В баре, при тусклом освещении, при задернутых шторках я не могу разобрать, пот или слезы текут по лицу Спенсера или и то и другое сразу. Вижу только, что руки его с остервенением роются в миске с орешками, но находят одну шелуху; вижу, что он вроде никак не может поймать ртом воздух, – я аж слышу, как он со свистом проносится мимо него, сквозь него, словно он пещера.
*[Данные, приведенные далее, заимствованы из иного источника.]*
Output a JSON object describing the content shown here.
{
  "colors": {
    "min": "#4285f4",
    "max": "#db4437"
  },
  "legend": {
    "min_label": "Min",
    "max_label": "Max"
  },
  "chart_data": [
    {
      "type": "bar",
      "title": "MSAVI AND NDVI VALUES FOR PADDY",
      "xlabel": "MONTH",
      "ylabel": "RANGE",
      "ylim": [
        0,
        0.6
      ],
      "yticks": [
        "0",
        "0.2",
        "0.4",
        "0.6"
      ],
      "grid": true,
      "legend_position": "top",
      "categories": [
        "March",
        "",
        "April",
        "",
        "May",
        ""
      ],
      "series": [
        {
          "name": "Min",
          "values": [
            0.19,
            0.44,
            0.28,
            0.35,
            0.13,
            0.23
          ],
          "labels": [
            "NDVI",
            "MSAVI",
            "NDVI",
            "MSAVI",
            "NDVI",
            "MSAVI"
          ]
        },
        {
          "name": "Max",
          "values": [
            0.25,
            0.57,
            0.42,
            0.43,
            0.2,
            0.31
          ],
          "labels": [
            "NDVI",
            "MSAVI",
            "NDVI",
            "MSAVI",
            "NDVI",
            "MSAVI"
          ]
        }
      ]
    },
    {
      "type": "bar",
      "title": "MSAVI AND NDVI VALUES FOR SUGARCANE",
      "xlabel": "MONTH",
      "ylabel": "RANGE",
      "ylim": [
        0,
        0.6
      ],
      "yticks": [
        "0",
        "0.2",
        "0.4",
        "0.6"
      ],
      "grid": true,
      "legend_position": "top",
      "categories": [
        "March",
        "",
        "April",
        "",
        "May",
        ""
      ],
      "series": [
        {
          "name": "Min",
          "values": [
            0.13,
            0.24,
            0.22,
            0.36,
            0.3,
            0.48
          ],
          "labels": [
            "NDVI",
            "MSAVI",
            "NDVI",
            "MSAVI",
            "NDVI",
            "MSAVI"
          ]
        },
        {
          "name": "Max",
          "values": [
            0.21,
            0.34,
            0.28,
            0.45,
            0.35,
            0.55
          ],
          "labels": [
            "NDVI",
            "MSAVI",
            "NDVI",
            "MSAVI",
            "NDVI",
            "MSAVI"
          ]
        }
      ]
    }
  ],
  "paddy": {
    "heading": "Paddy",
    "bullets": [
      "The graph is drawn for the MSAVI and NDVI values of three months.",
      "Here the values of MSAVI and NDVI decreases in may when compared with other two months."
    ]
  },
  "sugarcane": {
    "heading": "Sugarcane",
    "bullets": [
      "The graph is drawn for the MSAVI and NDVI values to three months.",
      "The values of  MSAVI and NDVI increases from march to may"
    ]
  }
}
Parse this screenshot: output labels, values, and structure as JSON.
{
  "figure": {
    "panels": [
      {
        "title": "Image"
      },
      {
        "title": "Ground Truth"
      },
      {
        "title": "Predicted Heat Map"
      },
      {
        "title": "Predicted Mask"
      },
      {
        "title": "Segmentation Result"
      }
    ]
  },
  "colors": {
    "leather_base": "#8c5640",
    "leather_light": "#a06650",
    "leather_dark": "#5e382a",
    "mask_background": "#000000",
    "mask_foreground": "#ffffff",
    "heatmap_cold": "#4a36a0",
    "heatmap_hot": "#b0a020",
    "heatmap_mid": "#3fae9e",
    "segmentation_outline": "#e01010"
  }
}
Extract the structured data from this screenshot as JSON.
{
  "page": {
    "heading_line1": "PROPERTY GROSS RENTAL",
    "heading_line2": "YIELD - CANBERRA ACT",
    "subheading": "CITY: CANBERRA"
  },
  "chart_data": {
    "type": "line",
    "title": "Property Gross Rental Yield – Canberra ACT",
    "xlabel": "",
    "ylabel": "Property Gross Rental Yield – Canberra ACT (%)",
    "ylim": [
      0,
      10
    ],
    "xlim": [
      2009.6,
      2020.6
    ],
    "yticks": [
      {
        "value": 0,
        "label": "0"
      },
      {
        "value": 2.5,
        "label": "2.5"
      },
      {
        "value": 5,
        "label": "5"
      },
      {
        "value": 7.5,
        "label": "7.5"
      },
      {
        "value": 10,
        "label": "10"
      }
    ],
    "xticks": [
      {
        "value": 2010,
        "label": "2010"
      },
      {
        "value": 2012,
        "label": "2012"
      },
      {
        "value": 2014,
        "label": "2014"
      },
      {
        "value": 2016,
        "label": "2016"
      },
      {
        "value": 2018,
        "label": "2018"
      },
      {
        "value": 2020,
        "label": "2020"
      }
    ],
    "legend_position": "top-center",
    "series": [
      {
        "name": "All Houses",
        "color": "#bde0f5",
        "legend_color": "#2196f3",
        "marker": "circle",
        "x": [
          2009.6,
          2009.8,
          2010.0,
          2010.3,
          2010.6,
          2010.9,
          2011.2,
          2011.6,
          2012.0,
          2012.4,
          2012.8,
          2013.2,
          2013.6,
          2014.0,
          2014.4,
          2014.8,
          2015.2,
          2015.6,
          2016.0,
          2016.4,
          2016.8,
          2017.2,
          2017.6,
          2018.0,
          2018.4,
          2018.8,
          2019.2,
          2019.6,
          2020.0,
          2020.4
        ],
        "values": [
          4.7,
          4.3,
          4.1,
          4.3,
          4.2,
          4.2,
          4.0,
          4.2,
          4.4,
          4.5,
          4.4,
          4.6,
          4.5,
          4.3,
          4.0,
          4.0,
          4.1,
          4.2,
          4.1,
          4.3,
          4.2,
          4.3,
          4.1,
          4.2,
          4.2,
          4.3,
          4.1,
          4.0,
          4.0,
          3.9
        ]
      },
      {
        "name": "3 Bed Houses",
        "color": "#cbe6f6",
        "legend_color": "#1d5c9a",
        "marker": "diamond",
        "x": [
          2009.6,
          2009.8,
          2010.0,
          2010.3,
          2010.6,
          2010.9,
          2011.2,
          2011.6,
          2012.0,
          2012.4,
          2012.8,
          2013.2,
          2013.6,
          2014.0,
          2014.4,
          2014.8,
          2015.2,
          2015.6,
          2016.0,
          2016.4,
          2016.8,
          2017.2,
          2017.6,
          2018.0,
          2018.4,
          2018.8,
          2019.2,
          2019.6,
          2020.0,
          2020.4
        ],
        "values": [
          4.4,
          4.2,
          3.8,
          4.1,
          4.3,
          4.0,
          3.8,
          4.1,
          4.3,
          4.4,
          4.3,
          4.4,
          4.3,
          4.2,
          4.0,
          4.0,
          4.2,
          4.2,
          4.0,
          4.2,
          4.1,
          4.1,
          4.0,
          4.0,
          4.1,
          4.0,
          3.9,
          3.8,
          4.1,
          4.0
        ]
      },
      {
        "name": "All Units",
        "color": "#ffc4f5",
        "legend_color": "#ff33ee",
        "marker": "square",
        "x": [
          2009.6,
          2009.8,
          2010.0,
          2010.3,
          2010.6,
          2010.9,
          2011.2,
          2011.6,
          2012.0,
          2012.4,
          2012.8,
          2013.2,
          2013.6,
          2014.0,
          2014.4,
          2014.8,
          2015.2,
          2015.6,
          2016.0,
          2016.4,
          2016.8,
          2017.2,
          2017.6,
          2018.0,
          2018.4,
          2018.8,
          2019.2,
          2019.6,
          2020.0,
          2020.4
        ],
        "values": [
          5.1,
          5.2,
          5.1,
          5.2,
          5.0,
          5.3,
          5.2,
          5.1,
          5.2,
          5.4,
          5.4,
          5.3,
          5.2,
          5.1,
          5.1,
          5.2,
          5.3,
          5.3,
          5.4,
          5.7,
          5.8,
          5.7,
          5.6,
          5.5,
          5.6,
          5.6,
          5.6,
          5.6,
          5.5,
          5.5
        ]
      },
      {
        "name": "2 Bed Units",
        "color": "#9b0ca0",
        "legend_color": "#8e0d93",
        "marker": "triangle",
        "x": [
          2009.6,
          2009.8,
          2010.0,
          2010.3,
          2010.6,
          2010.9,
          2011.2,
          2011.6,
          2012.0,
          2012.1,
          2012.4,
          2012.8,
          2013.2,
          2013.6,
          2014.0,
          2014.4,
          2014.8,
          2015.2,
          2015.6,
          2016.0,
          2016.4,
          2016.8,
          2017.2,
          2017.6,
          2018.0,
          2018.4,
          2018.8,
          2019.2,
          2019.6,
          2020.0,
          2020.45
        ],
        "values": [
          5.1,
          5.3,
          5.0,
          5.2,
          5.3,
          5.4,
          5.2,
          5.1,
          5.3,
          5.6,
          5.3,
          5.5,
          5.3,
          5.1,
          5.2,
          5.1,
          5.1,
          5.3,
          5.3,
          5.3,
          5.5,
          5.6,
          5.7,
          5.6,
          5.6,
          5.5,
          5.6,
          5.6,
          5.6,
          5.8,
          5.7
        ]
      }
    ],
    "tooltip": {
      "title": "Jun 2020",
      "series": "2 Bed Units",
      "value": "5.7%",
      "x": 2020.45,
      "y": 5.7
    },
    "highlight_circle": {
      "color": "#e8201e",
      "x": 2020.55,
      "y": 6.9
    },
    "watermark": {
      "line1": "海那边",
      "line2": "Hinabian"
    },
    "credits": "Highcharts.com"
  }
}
Руки у меня так крепко сцеплены под коленями, что локти и плечи ломает как после столбняка.
– А что это за фишка с морями? – спрашиваю я, чувствуя, что молчание слишком затянулось.
Спенсеру наконец удается урвать немного воздуха, он закрывает рот, закрывает глаза, и на какое-то мгновение на лице у него появляется выражение чуть ли не благодарности или, по меньшей мере, облегчения.
– Она мне все объяснила. Не могу сказать, когда именно. По-моему, в тот же день. Это методика, которую ей рекомендовали, – что-нибудь перечислять. По ее словам, эта штука действует как якорь. Ты разматываешь цепь известных тебе понятий – родственных, и она помогает тебе удержаться на месте.
– Подожди, Спенсер. Я не понимаю. Она была здорова? То есть… в своем уме? – Уже задавая этот вопрос, я понял, насколько он глупый. Откуда нам знать?
Глаза у него открываются, и я снова невольно вжимаюсь в мягкую стену кабинки. Страх и раскаяние, которые я в них вижу, совсем мне не знакомы, совсем не похожи на мои. Они уходят куда-то вглубь него, пронизывают все его существо, холодные, синие, неизбывные, как мельничный ручей на леднике.
– Так или иначе, в итоге мы оказались в подвале – не спрашивай как.
Голос его становится тише, на глазах – теперь уже точно – выступают слезы, и он начинает подпрыгивать на сиденье, будто не может согреться.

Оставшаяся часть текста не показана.